South Africa produces five per cent of its fuel needs from gas, 35 per cent from coal and 50 per cent from local crude oil refineries, according to the South African Petroleum Industry in South Africa 2018 report by Research And Markets, a global market research firm
According to the South African Petroleum Industry Association (SAPIA), the fuel sector contributes about six per cent to the country’s GDP while supplying about 18 per cent of South Africa’s primary energy needs through annual sales of 27bn litres of liquid fuels.

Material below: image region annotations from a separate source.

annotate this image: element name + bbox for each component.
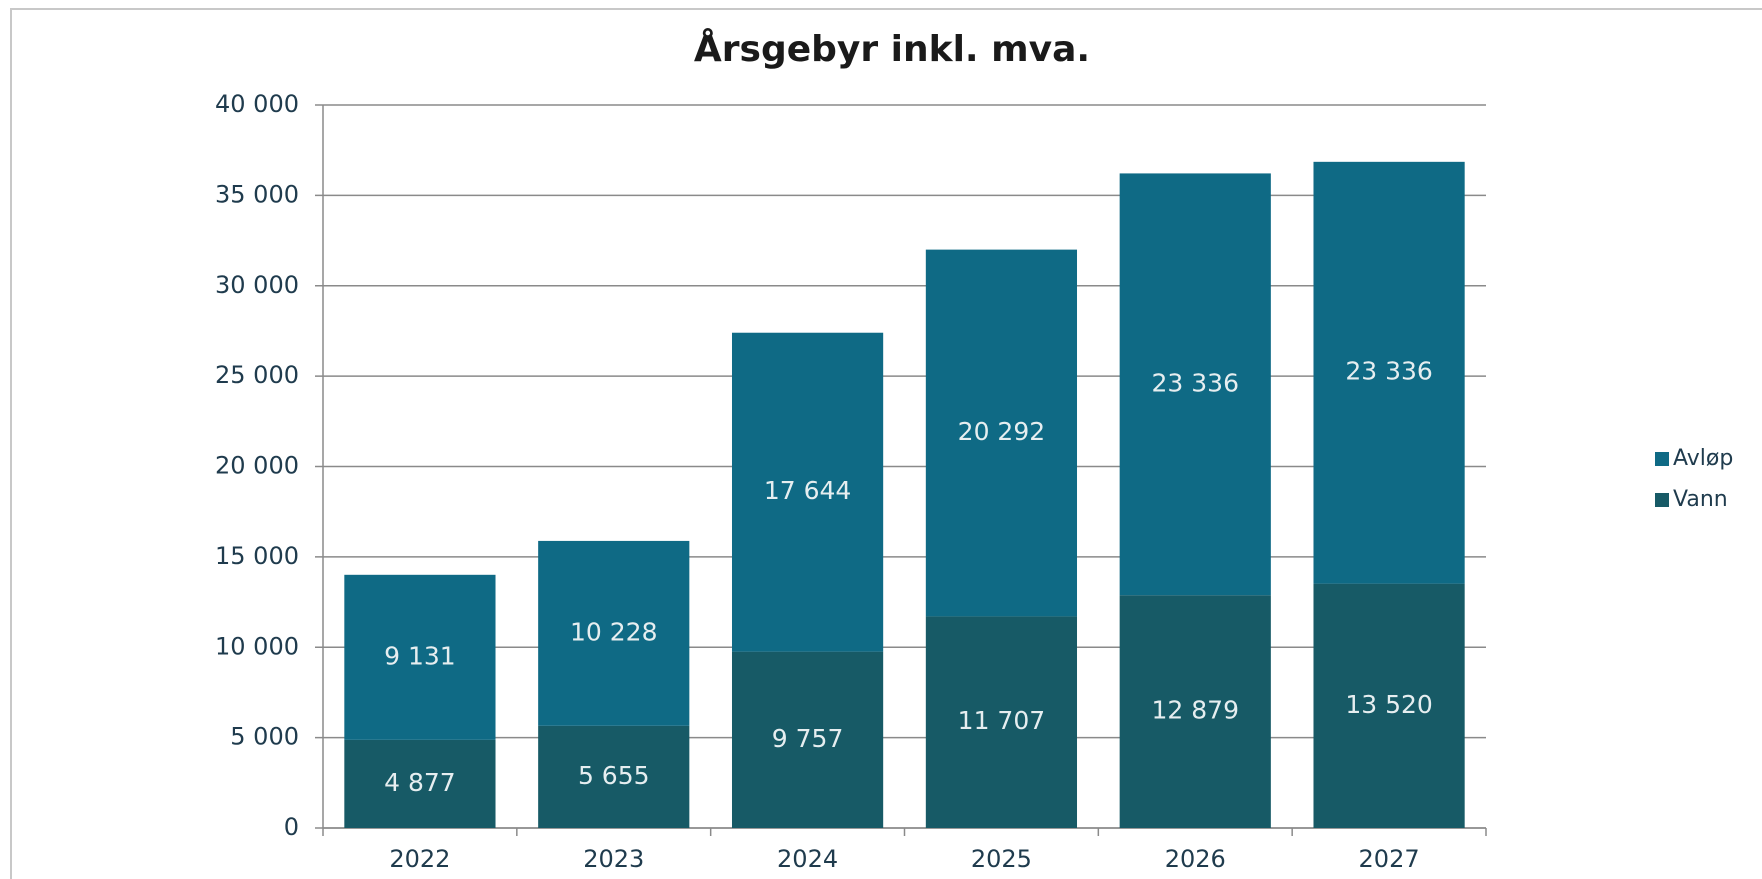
value-label: 17 644 <box>764 476 851 505</box>
bar-segment <box>1313 583 1465 828</box>
value-label: 9 131 <box>384 641 456 670</box>
chart-frame <box>10 8 1762 879</box>
x-tick-label: 2025 <box>971 845 1032 873</box>
y-tick-label: 35 000 <box>215 180 299 208</box>
value-label: 4 877 <box>384 768 456 797</box>
bar-segment <box>731 332 884 652</box>
y-tick-label: 25 000 <box>215 361 299 389</box>
x-tick-label: 2022 <box>389 845 450 873</box>
y-tick-label: 15 000 <box>215 542 299 570</box>
value-label: 5 655 <box>578 761 650 790</box>
legend-label: Avløp <box>1673 446 1733 471</box>
value-label: 11 707 <box>958 706 1045 735</box>
bar-segment <box>925 249 1078 617</box>
bar-segment <box>731 651 884 828</box>
chart-title: Årsgebyr inkl. mva. <box>694 28 1090 70</box>
value-label: 12 879 <box>1152 696 1239 725</box>
y-tick-label: 10 000 <box>215 632 299 660</box>
value-label: 13 520 <box>1345 690 1432 719</box>
x-tick-label: 2026 <box>1165 845 1226 873</box>
value-label: 9 757 <box>772 724 844 753</box>
bar-segment <box>538 540 690 726</box>
x-tick-label: 2023 <box>583 845 644 873</box>
x-tick-label: 2024 <box>777 845 838 873</box>
value-label: 23 336 <box>1345 357 1432 386</box>
legend-swatch <box>1655 493 1669 507</box>
y-tick-label: 0 <box>284 813 299 841</box>
bar-segment <box>344 739 496 828</box>
value-label: 20 292 <box>958 417 1045 446</box>
y-tick-label: 20 000 <box>215 452 299 480</box>
value-label: 23 336 <box>1152 368 1239 397</box>
bar-segment <box>925 616 1078 828</box>
y-tick-label: 5 000 <box>230 723 299 751</box>
x-tick-label: 2027 <box>1359 845 1420 873</box>
y-tick-label: 40 000 <box>215 90 299 118</box>
bar-segment <box>1119 173 1271 596</box>
bar-segment <box>1119 595 1271 828</box>
legend-swatch <box>1655 452 1669 466</box>
bar-segment <box>344 574 496 740</box>
bar-segment <box>538 725 690 828</box>
y-tick-label: 30 000 <box>215 271 299 299</box>
bar-segment <box>1313 161 1465 584</box>
legend-label: Vann <box>1673 487 1728 512</box>
value-label: 10 228 <box>570 617 657 646</box>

In 2016, the nine members of SAPIA, who are the main manufacturers of South Africa’s oil and gas products, had total assets of US$9.41bn and made an operating profit of US$1.43bn.
According to Research And Markets, about 80 per cent of South Africa’s crude oil is imported through the single buoy mooring (SBM) system off the coast of Durban. Shell (26 per cent), Engen (26 per cent), BP (26 per cent), Sasol Oil (16 per cent) and Total (six per cent) own the SBM, which is managed and operated by SAPREF, South Africa’s largest oil refinery.
Statistics show that domestic downstream refined product market has seen a gradual shift from being a net export market to a net import market in the last 15 years with approximately eight billion litres a year being imported.
Some of the major constraints to South Africa’s commercial oil and gas and biofuel production include the national regulatory environment and very high input costs, said the report.
Companies range from SMME Blue Chip Lubricants which recently sold 51 per cent of the company to Lutramart Oils Pty Ltd, a black-owned lubricant distributor, and Chevron South Africa which announced its intention of selling 75 per cent of its stake in Calref to China Petroleum & Chemical Corporation (Sinopec) for US$850mn in March 2017.